Dans une France largement déchristianisée, la pratique religieuse reste-t-elle un déterminant important dans le choix des électeurs ? L’étude réalisée par le démographe Hervé Le Bras et le sondeur Jérôme Fourquet montre le paradoxe de la permanence d’une influence catholique, ou du moins de la tradition catholique, sur le vote des électeurs.
« La fréquentation de la messe a constitué un marqueur d’un phénomène plus profond, d’un fait social total qui a façonné l’ensemble de la société. Son ombre portée est encore présente dans de nombreux domaines, de l’éducation aux sensibilités syndicales en passant par les comportements électoraux », soulignent les auteurs.
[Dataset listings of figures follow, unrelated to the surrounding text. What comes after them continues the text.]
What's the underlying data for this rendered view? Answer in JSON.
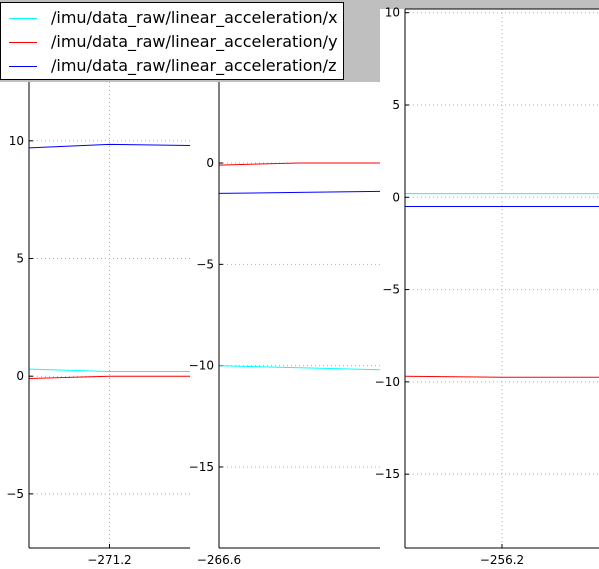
{
  "chart_data": [
    {
      "type": "line",
      "panel": "left",
      "xlim": [
        -271.3,
        -271.1
      ],
      "ylim": [
        -7.3,
        12.5
      ],
      "yticks": [
        -5,
        0,
        5,
        10
      ],
      "xticks": [
        -271.2
      ],
      "grid": true,
      "series": [
        {
          "name": "/imu/data_raw/linear_acceleration/x",
          "color": "#00ffff",
          "x": [
            -271.3,
            -271.2,
            -271.1
          ],
          "y": [
            0.3,
            0.2,
            0.2
          ]
        },
        {
          "name": "/imu/data_raw/linear_acceleration/y",
          "color": "#ff0000",
          "x": [
            -271.3,
            -271.2,
            -271.1
          ],
          "y": [
            -0.1,
            0.0,
            0.0
          ]
        },
        {
          "name": "/imu/data_raw/linear_acceleration/z",
          "color": "#0000ff",
          "x": [
            -271.3,
            -271.2,
            -271.1
          ],
          "y": [
            9.7,
            9.85,
            9.8
          ]
        }
      ]
    },
    {
      "type": "line",
      "panel": "middle",
      "xlim": [
        -266.6,
        -266.3
      ],
      "ylim": [
        -19.0,
        4.0
      ],
      "yticks": [
        -15,
        -10,
        -5,
        0
      ],
      "xticks": [
        -266.6
      ],
      "grid": true,
      "series": [
        {
          "name": "/imu/data_raw/linear_acceleration/x",
          "color": "#00ffff",
          "x": [
            -266.6,
            -266.45,
            -266.3
          ],
          "y": [
            -10.0,
            -10.1,
            -10.2
          ]
        },
        {
          "name": "/imu/data_raw/linear_acceleration/y",
          "color": "#ff0000",
          "x": [
            -266.6,
            -266.45,
            -266.3
          ],
          "y": [
            -0.1,
            0.0,
            0.0
          ]
        },
        {
          "name": "/imu/data_raw/linear_acceleration/z",
          "color": "#0000ff",
          "x": [
            -266.6,
            -266.45,
            -266.3
          ],
          "y": [
            -1.5,
            -1.45,
            -1.4
          ]
        }
      ]
    },
    {
      "type": "line",
      "panel": "right",
      "xlim": [
        -256.4,
        -256.0
      ],
      "ylim": [
        -19.0,
        10.2
      ],
      "yticks": [
        -15,
        -10,
        -5,
        0,
        5,
        10
      ],
      "xticks": [
        -256.2
      ],
      "grid": true,
      "series": [
        {
          "name": "/imu/data_raw/linear_acceleration/x",
          "color": "#00ffff",
          "x": [
            -256.4,
            -256.2,
            -256.0
          ],
          "y": [
            0.2,
            0.2,
            0.2
          ]
        },
        {
          "name": "/imu/data_raw/linear_acceleration/y",
          "color": "#ff0000",
          "x": [
            -256.4,
            -256.2,
            -256.0
          ],
          "y": [
            -9.7,
            -9.75,
            -9.75
          ]
        },
        {
          "name": "/imu/data_raw/linear_acceleration/z",
          "color": "#0000ff",
          "x": [
            -256.4,
            -256.2,
            -256.0
          ],
          "y": [
            -0.5,
            -0.5,
            -0.5
          ]
        }
      ]
    }
  ],
  "legend": {
    "placement": "top-left",
    "items": [
      {
        "label": "/imu/data_raw/linear_acceleration/x",
        "color": "#00ffff"
      },
      {
        "label": "/imu/data_raw/linear_acceleration/y",
        "color": "#ff0000"
      },
      {
        "label": "/imu/data_raw/linear_acceleration/z",
        "color": "#0000ff"
      }
    ]
  }
}
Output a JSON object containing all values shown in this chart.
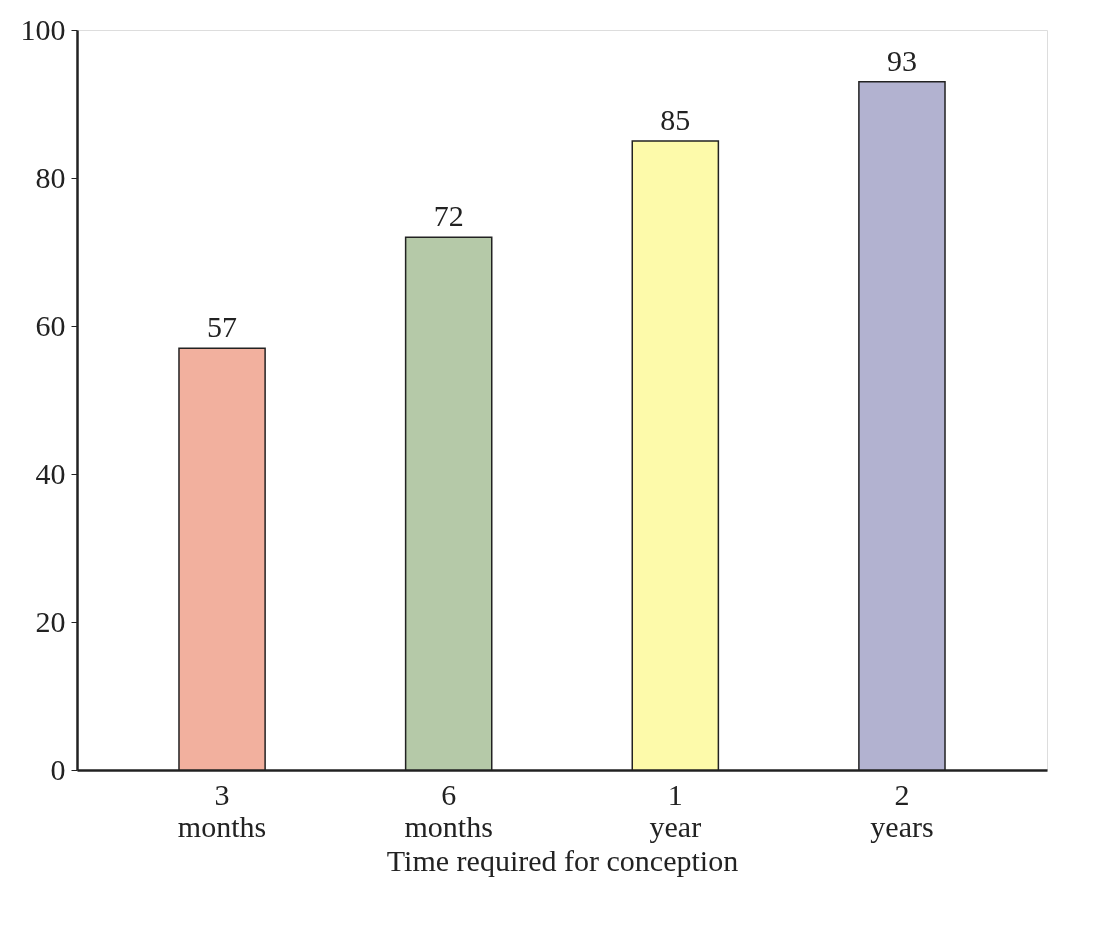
{
  "chart_data": {
    "type": "bar",
    "xlabel": "Time required for conception",
    "categories": [
      "3 months",
      "6 months",
      "1 year",
      "2 years"
    ],
    "values": [
      57,
      72,
      85,
      93
    ],
    "colors": [
      "#f2b09e",
      "#b5c9a8",
      "#fdfaaa",
      "#b2b2d0"
    ],
    "ylim": [
      0,
      100
    ],
    "yticks": [
      0,
      20,
      40,
      60,
      80,
      100
    ],
    "data_labels": true,
    "grid": false
  }
}
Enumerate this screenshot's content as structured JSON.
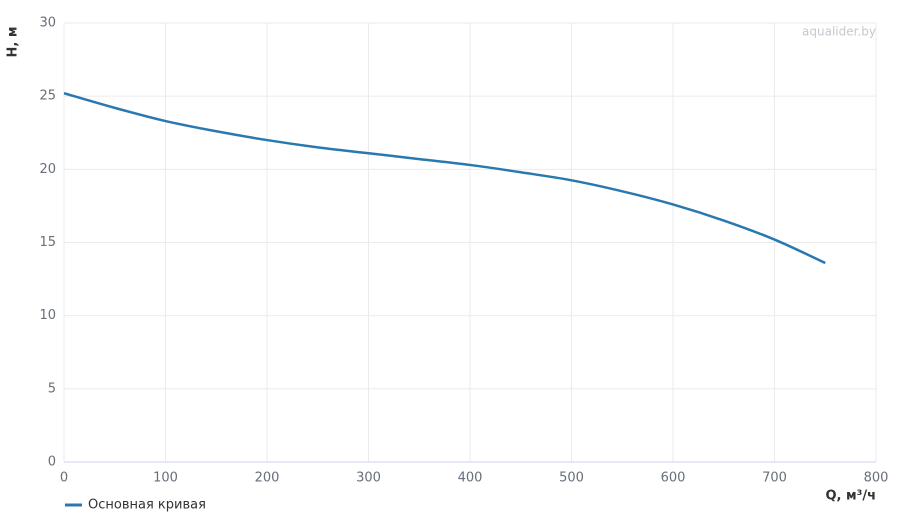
{
  "chart_data": {
    "type": "line",
    "watermark": "aqualider.by",
    "xlabel": "Q, м³/ч",
    "ylabel": "H, м",
    "x": [
      0,
      50,
      100,
      150,
      200,
      250,
      300,
      350,
      400,
      450,
      500,
      550,
      600,
      650,
      700,
      750
    ],
    "series": [
      {
        "name": "Основная кривая",
        "color": "#2a78b0",
        "values": [
          25.2,
          24.2,
          23.3,
          22.6,
          22.0,
          21.5,
          21.1,
          20.7,
          20.3,
          19.8,
          19.25,
          18.5,
          17.6,
          16.5,
          15.2,
          13.6
        ]
      }
    ],
    "xlim": [
      0,
      800
    ],
    "xticks": [
      0,
      100,
      200,
      300,
      400,
      500,
      600,
      700,
      800
    ],
    "ylim": [
      0,
      30
    ],
    "yticks": [
      0,
      5,
      10,
      15,
      20,
      25,
      30
    ],
    "grid": true
  }
}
À l’appui de leur démonstration, ils ont étudié la cartographie électorale de l’élection présidentielle. « La différence entre régions de tradition catholique et régions déchristianisées depuis longtemps se maintient de manière presque imperturbable » constatent-ils, bien que le déclin de la pratique religieuse ait entre-temps considérablement redistribué les cartes politiques.
Depuis 1974, les régions catholiques ont basculé vers la gauche
Jusqu’en 1974, la carte du clivage gauche-droite se superposait grosso modo à celle de la pratique religieuse. Depuis, les régions catholiques, plutôt à droite, ont basculé vers la gauche à mesure que leur engagement religieux faiblissait, alors qu’à l’inverse des régions déchristianisées depuis longtemps glissaient vers la droite.
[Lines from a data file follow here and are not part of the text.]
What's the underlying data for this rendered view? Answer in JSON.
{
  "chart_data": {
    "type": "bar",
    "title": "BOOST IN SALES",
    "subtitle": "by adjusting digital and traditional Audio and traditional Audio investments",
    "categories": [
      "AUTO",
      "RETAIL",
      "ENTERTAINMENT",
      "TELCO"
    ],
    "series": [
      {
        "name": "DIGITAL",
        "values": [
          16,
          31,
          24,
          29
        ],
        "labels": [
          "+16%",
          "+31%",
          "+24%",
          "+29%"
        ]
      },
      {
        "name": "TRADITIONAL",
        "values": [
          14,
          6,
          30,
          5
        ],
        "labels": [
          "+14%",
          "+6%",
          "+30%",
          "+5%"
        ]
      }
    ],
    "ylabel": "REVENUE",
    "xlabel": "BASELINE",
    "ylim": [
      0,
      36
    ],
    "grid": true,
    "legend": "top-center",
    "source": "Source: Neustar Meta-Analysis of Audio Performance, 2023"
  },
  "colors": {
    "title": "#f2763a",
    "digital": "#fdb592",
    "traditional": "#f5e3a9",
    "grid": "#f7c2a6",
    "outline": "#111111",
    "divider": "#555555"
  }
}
La comparaison du vote en faveur de François Mitterrand en 1981 et de François Hollande en 2012 illustre ce glissement progressif. A priori, la proximité de leur score au second tour de l’élection présidentielle – 51,8 % contre 51,6 % – pourrait laisser penser à une stabilité du rapport gauche-droite.
Or, elle cache en fait des différences très marquées entre régions. L’écart entre les scores obtenus par les deux candidats socialistes peut atteindre jusqu’à 10 points. Globalement, François Hollande a gagné des voix dans les anciennes régions catholiques du grand Ouest et du Massif central alors qu’il enregistrait des scores en recul dans le Bassin parisien, où la pratique religieuse a résisté, et dans le littoral méditerranéen et la vallée de la Garonne, déchristianisés depuis longtemps.
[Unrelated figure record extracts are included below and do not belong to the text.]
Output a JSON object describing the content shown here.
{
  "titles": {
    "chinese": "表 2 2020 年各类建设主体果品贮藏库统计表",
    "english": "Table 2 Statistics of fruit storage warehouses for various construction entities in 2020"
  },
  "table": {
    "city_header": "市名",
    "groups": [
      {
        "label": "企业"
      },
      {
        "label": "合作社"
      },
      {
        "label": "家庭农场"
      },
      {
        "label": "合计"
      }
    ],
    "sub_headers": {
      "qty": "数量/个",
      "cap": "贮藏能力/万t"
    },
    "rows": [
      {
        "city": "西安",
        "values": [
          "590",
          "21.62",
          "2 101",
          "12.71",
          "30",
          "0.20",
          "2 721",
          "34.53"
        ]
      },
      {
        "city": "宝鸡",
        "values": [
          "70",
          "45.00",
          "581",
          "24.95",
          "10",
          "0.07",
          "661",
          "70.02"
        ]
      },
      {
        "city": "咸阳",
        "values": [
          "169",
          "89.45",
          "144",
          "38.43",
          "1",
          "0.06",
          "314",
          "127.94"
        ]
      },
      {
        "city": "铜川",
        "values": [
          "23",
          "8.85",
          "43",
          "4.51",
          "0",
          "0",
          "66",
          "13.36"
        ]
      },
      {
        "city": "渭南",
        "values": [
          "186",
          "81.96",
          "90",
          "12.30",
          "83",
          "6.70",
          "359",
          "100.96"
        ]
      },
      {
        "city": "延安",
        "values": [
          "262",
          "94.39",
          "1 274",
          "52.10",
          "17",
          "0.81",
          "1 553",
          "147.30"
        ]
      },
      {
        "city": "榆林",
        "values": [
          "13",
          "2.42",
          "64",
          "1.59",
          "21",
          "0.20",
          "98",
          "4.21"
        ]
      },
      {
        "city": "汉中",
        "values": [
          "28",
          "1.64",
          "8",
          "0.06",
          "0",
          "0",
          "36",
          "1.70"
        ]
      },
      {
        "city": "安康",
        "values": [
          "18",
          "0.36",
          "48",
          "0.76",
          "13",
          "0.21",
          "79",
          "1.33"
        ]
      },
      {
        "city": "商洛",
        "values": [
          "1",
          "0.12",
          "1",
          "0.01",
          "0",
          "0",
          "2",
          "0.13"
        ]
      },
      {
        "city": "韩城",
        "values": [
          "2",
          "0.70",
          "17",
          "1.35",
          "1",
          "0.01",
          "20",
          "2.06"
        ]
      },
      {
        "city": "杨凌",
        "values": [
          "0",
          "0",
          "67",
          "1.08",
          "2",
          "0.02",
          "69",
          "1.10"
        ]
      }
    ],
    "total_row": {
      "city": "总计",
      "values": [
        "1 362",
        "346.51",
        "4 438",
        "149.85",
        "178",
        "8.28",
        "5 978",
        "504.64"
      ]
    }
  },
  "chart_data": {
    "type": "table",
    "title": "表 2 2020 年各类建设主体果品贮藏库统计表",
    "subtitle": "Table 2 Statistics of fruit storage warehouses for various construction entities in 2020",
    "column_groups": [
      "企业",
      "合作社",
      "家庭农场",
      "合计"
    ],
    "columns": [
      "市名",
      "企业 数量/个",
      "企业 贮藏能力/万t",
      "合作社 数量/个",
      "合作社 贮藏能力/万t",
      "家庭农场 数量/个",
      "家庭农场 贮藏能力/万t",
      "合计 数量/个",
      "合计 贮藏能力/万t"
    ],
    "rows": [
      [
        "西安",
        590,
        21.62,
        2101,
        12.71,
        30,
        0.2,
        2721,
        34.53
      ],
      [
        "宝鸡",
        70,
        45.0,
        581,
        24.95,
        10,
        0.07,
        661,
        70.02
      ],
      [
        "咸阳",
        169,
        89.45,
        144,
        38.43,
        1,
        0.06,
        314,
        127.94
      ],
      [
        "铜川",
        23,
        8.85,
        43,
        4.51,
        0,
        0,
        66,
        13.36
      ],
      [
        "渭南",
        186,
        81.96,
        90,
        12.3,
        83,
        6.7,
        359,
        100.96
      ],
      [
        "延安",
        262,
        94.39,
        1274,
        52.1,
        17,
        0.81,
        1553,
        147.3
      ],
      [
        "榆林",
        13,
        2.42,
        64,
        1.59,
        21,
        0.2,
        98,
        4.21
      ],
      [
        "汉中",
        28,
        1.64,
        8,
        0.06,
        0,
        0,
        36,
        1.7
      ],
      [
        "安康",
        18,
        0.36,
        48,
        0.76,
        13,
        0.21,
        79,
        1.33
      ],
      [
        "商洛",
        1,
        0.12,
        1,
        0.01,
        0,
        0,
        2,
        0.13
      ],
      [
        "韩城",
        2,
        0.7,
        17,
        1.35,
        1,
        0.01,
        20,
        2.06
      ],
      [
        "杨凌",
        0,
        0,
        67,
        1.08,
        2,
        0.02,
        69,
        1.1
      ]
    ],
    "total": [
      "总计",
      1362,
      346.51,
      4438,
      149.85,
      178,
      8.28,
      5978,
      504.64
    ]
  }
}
Les régions où ce phénomène ne se vérifie pas sont celles où le FN a fortement progressé, jouant ainsi les trouble-fête. Dans le Nord Pas-de-Calais, la Somme, l’Alsace et la Lorraine, la baisse de la pratique religieuse s’est soldée non pas par un gain pour le candidat socialiste, mais par une percée du FN dans les milieux populaires traditionnellement acquis à la gauche.
Les facteurs socio-économiques ont pris le dessus
Seules deux zones géographiques échappent à l’une ou l’autre de ces explications : la région Rhône-Alpes et la vallée moyenne de la Garonne. L’effacement de la pratique religieuse y a fait surgir d’autres lignes de force, comme les facteurs socio-économiques qui ont pris le dessus. Mais les auteurs de l’étude démontrent que « l’effacement de la religion ne doit pas être confondu avec celui de la tradition catholique ».
Ainsi le vote pour François Bayrou épouse quasi exactement le contour des régions où la pratique religieuse était autrefois très marquée. « Bien que les églises restent désertes le dimanche, les populations des régions de tradition catholique continuent de se comporter différemment de celles des régions déchristianisées de longue date, parce que le catholicisme a modelé nombre de leurs attitudes et de leurs réactions », explique l’étude.
Plus modérés, proeuropéens, ces électeurs se retrouvent davantage dans le discours du MoDem mais aussi dans celui du PS, alors que le discours de Nicolas Sarkozy qui s’est durci sur la sécurité ou l’immigration fait, selon l’étude, moins d’adeptes.